Awake EEG were evaluated in the vast majority of studies on ADHD and EEG. Silvestri et al. [21] evaluated the polysomnography video and identified interictal epileptic discharges in 53.1% of 42 cases of ADHD. They found that a large portion of these findings are in the centrotemporal and frontal area. It has been reported that 7.6% of patients have nocturnal seizures. It is an interesting finding that families did not disclose the seizures before the study in these patients. The finding of significantly higher epileptic EEG findings in the group with sleep EEG in our study reflects the importance of the sleep deprivation EEG especially in patients with ADHD without a history of seizures.

Some studies on the WISC-R profiles of children with ADHD indicate that there is a relationship between the WISC-R rating and ADHD, while some studies indicates no or very little correlation [22]. Performance IQ has been found to be 100 ± 15, verbal IQ 94 ± 13 and total IQ 96 ± 13 within the normal range in the study of Kawatani et al. [23]. Tripp et al. [24] compared verbal, performance and total intelligence quotient of children with ADHD to normal subjects and showed significantly lower coefficients.

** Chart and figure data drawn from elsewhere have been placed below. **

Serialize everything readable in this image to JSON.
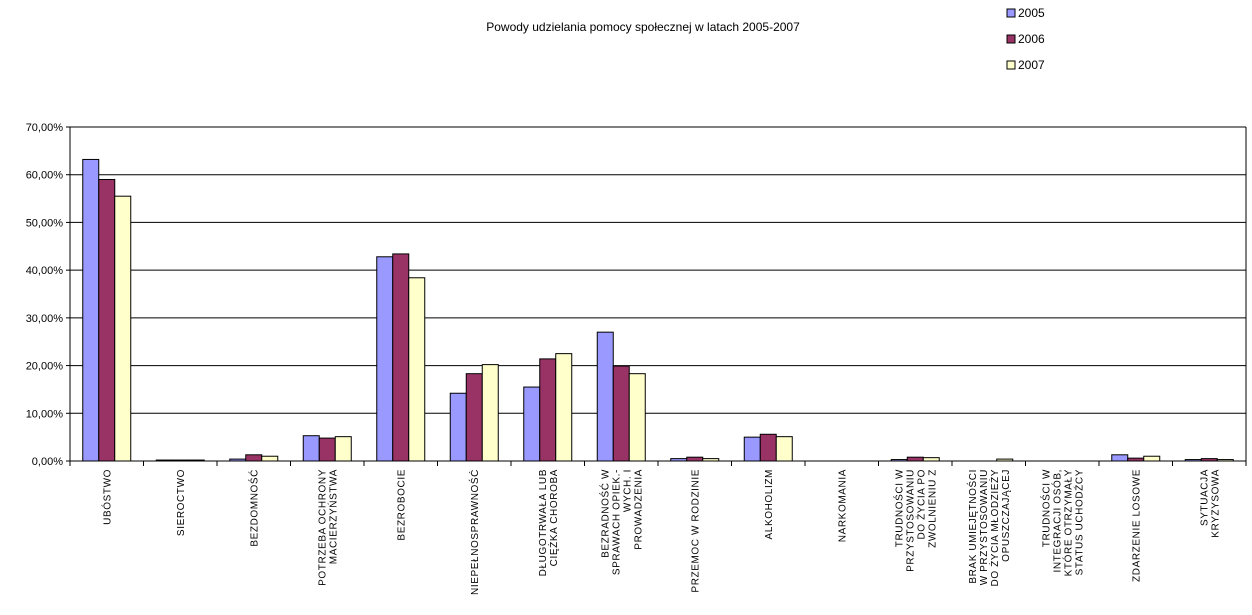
{
  "chart_data": {
    "type": "bar",
    "title": "Powody udzielania pomocy społecznej w latach 2005-2007",
    "xlabel": "",
    "ylabel": "",
    "ylim": [
      0,
      70
    ],
    "yticks": [
      "0,00%",
      "10,00%",
      "20,00%",
      "30,00%",
      "40,00%",
      "50,00%",
      "60,00%",
      "70,00%"
    ],
    "grid": true,
    "legend_position": "top-right",
    "categories": [
      [
        "UBÓSTWO"
      ],
      [
        "SIEROCTWO"
      ],
      [
        "BEZDOMNOŚĆ"
      ],
      [
        "POTRZEBA OCHRONY",
        "MACIERZYŃSTWA"
      ],
      [
        "BEZROBOCIE"
      ],
      [
        "NIEPEŁNOSPRAWNOŚĆ"
      ],
      [
        "DŁUGOTRWAŁA LUB",
        "CIĘŻKA CHOROBA"
      ],
      [
        "BEZRADNOŚĆ W",
        "SPRAWACH OPIEK.-",
        "WYCH. I",
        "PROWADZENIA"
      ],
      [
        "PRZEMOC W RODZINIE"
      ],
      [
        "ALKOHOLIZM"
      ],
      [
        "NARKOMANIA"
      ],
      [
        "TRUDNOŚCI W",
        "PRZYSTOSOWANIU",
        "DO ŻYCIA PO",
        "ZWOLNIENIU Z"
      ],
      [
        "BRAK UMIEJĘTNOŚCI",
        "W PRZYSTOSOWANIU",
        "DO ŻYCIA MŁODZIEŻY",
        "OPUSZCZAJĄCEJ"
      ],
      [
        "TRUDNOŚCI W",
        "INTEGRACJI OSÓB,",
        "KTÓRE OTRZYMAŁY",
        "STATUS UCHODŹCY"
      ],
      [
        "ZDARZENIE LOSOWE"
      ],
      [
        "SYTUACJA",
        "KRYZYSOWA"
      ]
    ],
    "series": [
      {
        "name": "2005",
        "color": "#9999ff",
        "values": [
          63.2,
          0.2,
          0.4,
          5.3,
          42.8,
          14.2,
          15.5,
          27.0,
          0.5,
          5.0,
          0.0,
          0.3,
          0.0,
          0.0,
          1.3,
          0.3
        ]
      },
      {
        "name": "2006",
        "color": "#993366",
        "values": [
          59.0,
          0.2,
          1.3,
          4.8,
          43.4,
          18.3,
          21.4,
          19.9,
          0.8,
          5.6,
          0.0,
          0.8,
          0.0,
          0.0,
          0.6,
          0.5
        ]
      },
      {
        "name": "2007",
        "color": "#ffffcc",
        "values": [
          55.5,
          0.2,
          1.0,
          5.1,
          38.4,
          20.2,
          22.5,
          18.3,
          0.5,
          5.1,
          0.0,
          0.7,
          0.4,
          0.0,
          1.0,
          0.3
        ]
      }
    ]
  }
}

In our study, patients with seizures were found to have lower WISC-R total values than those without seizures but there was no significant statistical difference. Patients with epileptic EEG findings also have lower rates of the WISCR values than those with normal EEG (p<0.0001). This situation suggests hat the interictal epileptic discharges could affect cognitive functions. But further studies are warranted to determine if interictal epileptic discharges would affect cognitive functions.

Conclusion

In the literature, routine EEG is not often recommended for cases of ADHD but interictal epileptic discharges can lead to temporary cognitive impairment even if there is no seizure history. Landau- Kleffner syndrome and ESES (electrical status epilepticus during early sleep) are the best examples for showing the relationship between severe epileptiform discharges and specific cognitive disorders [21]. According to the results obtained in this study; patients with mental retardation, inattentive and combined subtype of ADHD should be monitored closely for follow-up, further questioned in terms of seizures and should be given at least once sleep EEG even if there is no history of seizures. Higher epileptic EEG findings found in the group who had been given sleep EEG shows the importance of the sleep deprivation EEG.

Limitations of the study

A number of the ADHD patients studied in this paper have also intellectual disability (ID). A large percentage of patients with ID have epilepsy and EEG abnormalities, so this represents a problem in considering the precise relationship between attention disorder and electroclinical abnormalities. It is reasonable that patients with ADHD and ID have a higher prevalence of EEG abnormalities and epilepsy than those with "pure" ADHD.

Acknowledgment

This study was completed at the Inonu University Department of Child Neurology and Department of Child and Adolescent Psychiatry outpatient clinics. The authors declared no potential conflicts of interest with respect to the research, authorship, and/or publication of this article.